Dojo
Shidokan.
Rabu-dôru.
La
poupée féminine en silicone, version grand luxe de la poupée
gonflable américaine. De nombreux hommes japonais vivent de
véritables relations sentimentales avec leur poupée à parfaite
reproduction humaine grandeur nature. Elles deviennent de réelles
compagnes, surtout chez les veufs. Les hommes solitaires, mais aussi
mariés, investissent des sommes qui peuvent dépasser les cinq mille
euros pour se procurer ces amitiés silencieuses inanimées. Ils les
couvrent de beaux vêtements, de vrais bijoux, les emmènent au
restaurant. Cette passion est affichée au grand jour sans crainte du
ridicule. Familles et épouses doivent ainsi parfois se soumettre aux
passions infantiles de leurs amoureux propriétaires.
Déjà
au 17e siècle des seigneurs commandaient des poupées à l'image de
leur bien aimée défunte à d'habiles artisans. La bien aimée en
question n'était pas vraiment une épouse mais plutôt une maîtresse
ou prostituée favorite dont on voulait maintenir le souvenir visuel
et l'affection. L'artisan était très probablement fabricant de
marionnette Iki-Ningyo du théâtre Bunraku dont la poupée Joruri
qui représente une jolie femme de la taille d'une fille de dix ans,
reproduit de manière impressionnante de réalisme les parties
visibles du corps hors vêtements et chapeaux. Le visage est
savamment maquillé avec vrais cheveux en chignon, les mains et pieds
paraissent vraiment authentiques. Habillée de fabuleux vêtements,
la marionnette animée provoque d'émouvantes sensations pouvant
faire pleurer ou tomber amoureux le spectateur grâce aussi à
l'habileté de leur manipulateur.
Objet
extrêmement ressemblant de l'humain, Rabu-dôru a la capacité de
faire parfaite illusion à la vue et au toucher. L'aspect enfantin du
visage et du corps de la poupée démontre aussi une certaine
désinvolture du propriétaire mâle face aux responsabilités, peut
être aussi un désir d'immortalité, mais pas vraiment un besoin de
relations pédophiles.

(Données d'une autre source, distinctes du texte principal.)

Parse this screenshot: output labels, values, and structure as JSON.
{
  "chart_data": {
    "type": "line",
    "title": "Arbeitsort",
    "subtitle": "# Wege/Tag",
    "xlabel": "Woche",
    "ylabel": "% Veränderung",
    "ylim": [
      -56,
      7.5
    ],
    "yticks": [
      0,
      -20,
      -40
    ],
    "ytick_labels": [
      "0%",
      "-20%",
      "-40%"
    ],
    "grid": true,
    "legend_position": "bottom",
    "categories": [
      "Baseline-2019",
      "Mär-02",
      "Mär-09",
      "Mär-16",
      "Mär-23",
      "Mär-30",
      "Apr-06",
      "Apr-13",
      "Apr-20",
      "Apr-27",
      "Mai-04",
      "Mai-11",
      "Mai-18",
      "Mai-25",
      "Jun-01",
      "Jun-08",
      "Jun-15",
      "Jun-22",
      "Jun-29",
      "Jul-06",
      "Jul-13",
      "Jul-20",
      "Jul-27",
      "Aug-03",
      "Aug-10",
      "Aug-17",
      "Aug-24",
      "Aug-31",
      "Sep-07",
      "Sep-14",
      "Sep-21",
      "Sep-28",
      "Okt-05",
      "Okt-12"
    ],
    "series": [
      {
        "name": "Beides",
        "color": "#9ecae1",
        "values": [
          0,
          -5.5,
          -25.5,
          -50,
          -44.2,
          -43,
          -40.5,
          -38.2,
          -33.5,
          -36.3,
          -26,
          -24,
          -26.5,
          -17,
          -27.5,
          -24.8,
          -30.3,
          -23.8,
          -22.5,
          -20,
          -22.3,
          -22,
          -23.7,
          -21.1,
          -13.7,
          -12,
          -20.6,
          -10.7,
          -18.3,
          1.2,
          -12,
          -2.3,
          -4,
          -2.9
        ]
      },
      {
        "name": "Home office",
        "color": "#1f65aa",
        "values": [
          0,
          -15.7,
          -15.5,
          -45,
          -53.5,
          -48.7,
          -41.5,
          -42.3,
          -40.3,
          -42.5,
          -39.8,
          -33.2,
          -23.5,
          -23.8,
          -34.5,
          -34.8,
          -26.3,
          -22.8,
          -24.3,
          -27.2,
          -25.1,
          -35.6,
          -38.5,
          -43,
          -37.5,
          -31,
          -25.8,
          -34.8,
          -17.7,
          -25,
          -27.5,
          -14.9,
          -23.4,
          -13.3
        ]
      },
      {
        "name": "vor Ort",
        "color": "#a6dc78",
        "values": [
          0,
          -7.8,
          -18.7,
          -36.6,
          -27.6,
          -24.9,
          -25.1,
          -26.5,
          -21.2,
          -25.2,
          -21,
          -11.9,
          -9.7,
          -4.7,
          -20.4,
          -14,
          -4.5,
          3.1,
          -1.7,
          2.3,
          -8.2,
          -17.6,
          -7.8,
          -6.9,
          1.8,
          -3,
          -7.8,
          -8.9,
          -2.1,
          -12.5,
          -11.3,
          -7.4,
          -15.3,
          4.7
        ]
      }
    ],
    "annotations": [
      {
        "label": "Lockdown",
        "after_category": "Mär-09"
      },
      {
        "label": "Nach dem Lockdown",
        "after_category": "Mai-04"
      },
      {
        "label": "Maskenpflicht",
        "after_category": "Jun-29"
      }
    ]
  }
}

Il s'agit plus d'un besoin d'échange et
d'affection que de nécessité sexuelle. Le côté faible et immature
de l'apparence rappelle au possesseur sa propre impuissance à
posséder une femme mûre. La crainte du flétrissement de son désir,
de son apparence ou des sentiments et le désir d'immortalité sont
typiques de l'homme oriental.
Des poupées japonaises animées par des robots sont déjà en projet
pour les très riches fans de Rabu-dôru. Les excès de rigidité de
la société japonaise ne sont pas prêts de s'éteindre, comme le
marché florissant des onéreuses compensations faciles. Le commerce
des Rabu-dôru a encore de beaux jours en perspective.